When companies attempt to do this in the current patent climate, they are sometimes caught in patent challenge litigation, when legal challengers point out in court that the applicants told a different story to the USPTO than the one that they presented to the regulatory agency that their product was subject to. The barrier to increased communication between the USPTO and an agency like the FDA is that most FDA findings are expressly confidential, while all USPTO proceedings are published. 

One possible solution to improve accepted patent quality might be to require the patent applicant to submit records (e.g., FDA filings, Small Business Innovation Research (SBIR) or grant final reports) related to the invention to the USPTO as part of their filing records. But even this solution is unlikely to work well, as many of the filings outside of the USPTO are considered confidential, and applicant companies draft patent applications with publication in mind. If a USPTO examiner is provided with confidential information from the FDA, then how could that confidential information be considered in the patent prosecution without entering public record? 

This issue of differences in confidentiality is difficult to solve and requires a more elegant and complex solution to work.

4. There are Other Factors Behind Rising Healthcare and Drug Costs

Within this context of rising drug costs that the NYT’s opinion piece examines, it’s important to remember that patent issues aren’t nearly the only thing driving rising drug and healthcare costs. While there’s no doubt that the patent system can be reformed to help mitigate future cost spikes, it’s far from the only factor involved. 

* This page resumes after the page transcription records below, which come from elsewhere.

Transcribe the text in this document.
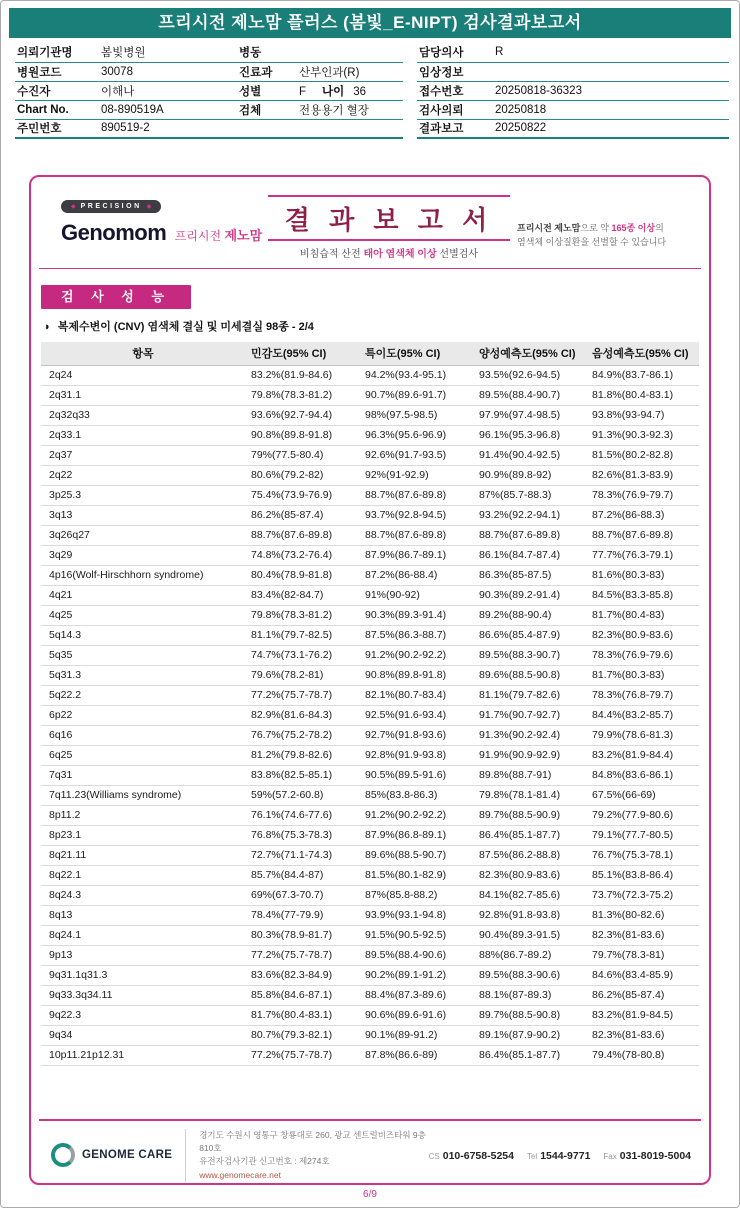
프리시전 제노맘 플러스 (봄빛_E-NIPT) 검사결과보고서
의뢰기관명	봄빛병원	병동	
병원코드	30078	진료과	산부인과(R)
수진자	이해나	성별	F 나이 36
Chart No.	08-890519A	검체	전용용기 혈장
주민번호	890519-2		
담당의사	R
임상정보	
접수번호	20250818-36323
검사의뢰	20250818
결과보고	20250822
◆ PRECISION ◆
Genomom 프리시전 제노맘
결 과 보 고 서
비침습적 산전 태아 염색체 이상 선별검사
프리시전 제노맘으로 약 165종 이상의
염색체 이상질환을 선별할 수 있습니다
검 사 성 능
◑ 복제수변이 (CNV) 염색체 결실 및 미세결실 98종 - 2/4
항목	민감도(95% CI)	특이도(95% CI)	양성예측도(95% CI)	음성예측도(95% CI)
2q24	83.2%(81.9-84.6)	94.2%(93.4-95.1)	93.5%(92.6-94.5)	84.9%(83.7-86.1)
2q31.1	79.8%(78.3-81.2)	90.7%(89.6-91.7)	89.5%(88.4-90.7)	81.8%(80.4-83.1)
2q32q33	93.6%(92.7-94.4)	98%(97.5-98.5)	97.9%(97.4-98.5)	93.8%(93-94.7)
2q33.1	90.8%(89.8-91.8)	96.3%(95.6-96.9)	96.1%(95.3-96.8)	91.3%(90.3-92.3)
2q37	79%(77.5-80.4)	92.6%(91.7-93.5)	91.4%(90.4-92.5)	81.5%(80.2-82.8)
2q22	80.6%(79.2-82)	92%(91-92.9)	90.9%(89.8-92)	82.6%(81.3-83.9)
3p25.3	75.4%(73.9-76.9)	88.7%(87.6-89.8)	87%(85.7-88.3)	78.3%(76.9-79.7)
3q13	86.2%(85-87.4)	93.7%(92.8-94.5)	93.2%(92.2-94.1)	87.2%(86-88.3)
3q26q27	88.7%(87.6-89.8)	88.7%(87.6-89.8)	88.7%(87.6-89.8)	88.7%(87.6-89.8)
3q29	74.8%(73.2-76.4)	87.9%(86.7-89.1)	86.1%(84.7-87.4)	77.7%(76.3-79.1)
4p16(Wolf-Hirschhorn syndrome)	80.4%(78.9-81.8)	87.2%(86-88.4)	86.3%(85-87.5)	81.6%(80.3-83)
4q21	83.4%(82-84.7)	91%(90-92)	90.3%(89.2-91.4)	84.5%(83.3-85.8)
4q25	79.8%(78.3-81.2)	90.3%(89.3-91.4)	89.2%(88-90.4)	81.7%(80.4-83)
5q14.3	81.1%(79.7-82.5)	87.5%(86.3-88.7)	86.6%(85.4-87.9)	82.3%(80.9-83.6)
5q35	74.7%(73.1-76.2)	91.2%(90.2-92.2)	89.5%(88.3-90.7)	78.3%(76.9-79.6)
5q31.3	79.6%(78.2-81)	90.8%(89.8-91.8)	89.6%(88.5-90.8)	81.7%(80.3-83)
5q22.2	77.2%(75.7-78.7)	82.1%(80.7-83.4)	81.1%(79.7-82.6)	78.3%(76.8-79.7)
6p22	82.9%(81.6-84.3)	92.5%(91.6-93.4)	91.7%(90.7-92.7)	84.4%(83.2-85.7)
6q16	76.7%(75.2-78.2)	92.7%(91.8-93.6)	91.3%(90.2-92.4)	79.9%(78.6-81.3)
6q25	81.2%(79.8-82.6)	92.8%(91.9-93.8)	91.9%(90.9-92.9)	83.2%(81.9-84.4)
7q31	83.8%(82.5-85.1)	90.5%(89.5-91.6)	89.8%(88.7-91)	84.8%(83.6-86.1)
7q11.23(Williams syndrome)	59%(57.2-60.8)	85%(83.8-86.3)	79.8%(78.1-81.4)	67.5%(66-69)
8p11.2	76.1%(74.6-77.6)	91.2%(90.2-92.2)	89.7%(88.5-90.9)	79.2%(77.9-80.6)
8p23.1	76.8%(75.3-78.3)	87.9%(86.8-89.1)	86.4%(85.1-87.7)	79.1%(77.7-80.5)
8q21.11	72.7%(71.1-74.3)	89.6%(88.5-90.7)	87.5%(86.2-88.8)	76.7%(75.3-78.1)
8q22.1	85.7%(84.4-87)	81.5%(80.1-82.9)	82.3%(80.9-83.6)	85.1%(83.8-86.4)
8q24.3	69%(67.3-70.7)	87%(85.8-88.2)	84.1%(82.7-85.6)	73.7%(72.3-75.2)
8q13	78.4%(77-79.9)	93.9%(93.1-94.8)	92.8%(91.8-93.8)	81.3%(80-82.6)
8q24.1	80.3%(78.9-81.7)	91.5%(90.5-92.5)	90.4%(89.3-91.5)	82.3%(81-83.6)
9p13	77.2%(75.7-78.7)	89.5%(88.4-90.6)	88%(86.7-89.2)	79.7%(78.3-81)
9q31.1q31.3	83.6%(82.3-84.9)	90.2%(89.1-91.2)	89.5%(88.3-90.6)	84.6%(83.4-85.9)
9q33.3q34.11	85.8%(84.6-87.1)	88.4%(87.3-89.6)	88.1%(87-89.3)	86.2%(85-87.4)
9q22.3	81.7%(80.4-83.1)	90.6%(89.6-91.6)	89.7%(88.5-90.8)	83.2%(81.9-84.5)
9q34	80.7%(79.3-82.1)	90.1%(89-91.2)	89.1%(87.9-90.2)	82.3%(81-83.6)
10p11.21p12.31	77.2%(75.7-78.7)	87.8%(86.6-89)	86.4%(85.1-87.7)	79.4%(78-80.8)
GENOME CARE
경기도 수원시 영통구 창룡대로 260, 광교 센트럴비즈타워 9층 810호
유전자검사기관 신고번호 : 제274호
www.genomecare.net
CS 010-6758-5254 Tel 1544-9771 Fax 031-8019-5004
6/9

For example, while the patent process can be extremely expensive for both the government and for applicants, alleviating some of that cost or eliminating it simply moves the burden to other agencies in the government, possibly resulting in a similar overall healthcare cost.

For example, the Open COVID Pledge signed by many companies owning large amounts of tech and drug-related IP to make their patents available for free seems to have resulted in a high volume of low-quality patent applications for the USPTO to sort through and deal with. This put even greater strain on the limited resources available to the USPTO, and arguably made it harder for some valuable solutions to be vetted and OK’d. 

While the patent process is expensive and time-consuming, we need to be extremely careful about the ways that we change it so that increased strain isn’t put on other agencies of the government that are already working at capacity. 

Yes, the patent process can absolutely be streamlined and improved. But we need to do so by increasing the quality of the patents being examined by the USPTO and making it easier to challenge patents. Understanding the subtleties of the patent system is essential when looking for ways to improve it, but hopefully, with time and communication, we’ll be able to move forward.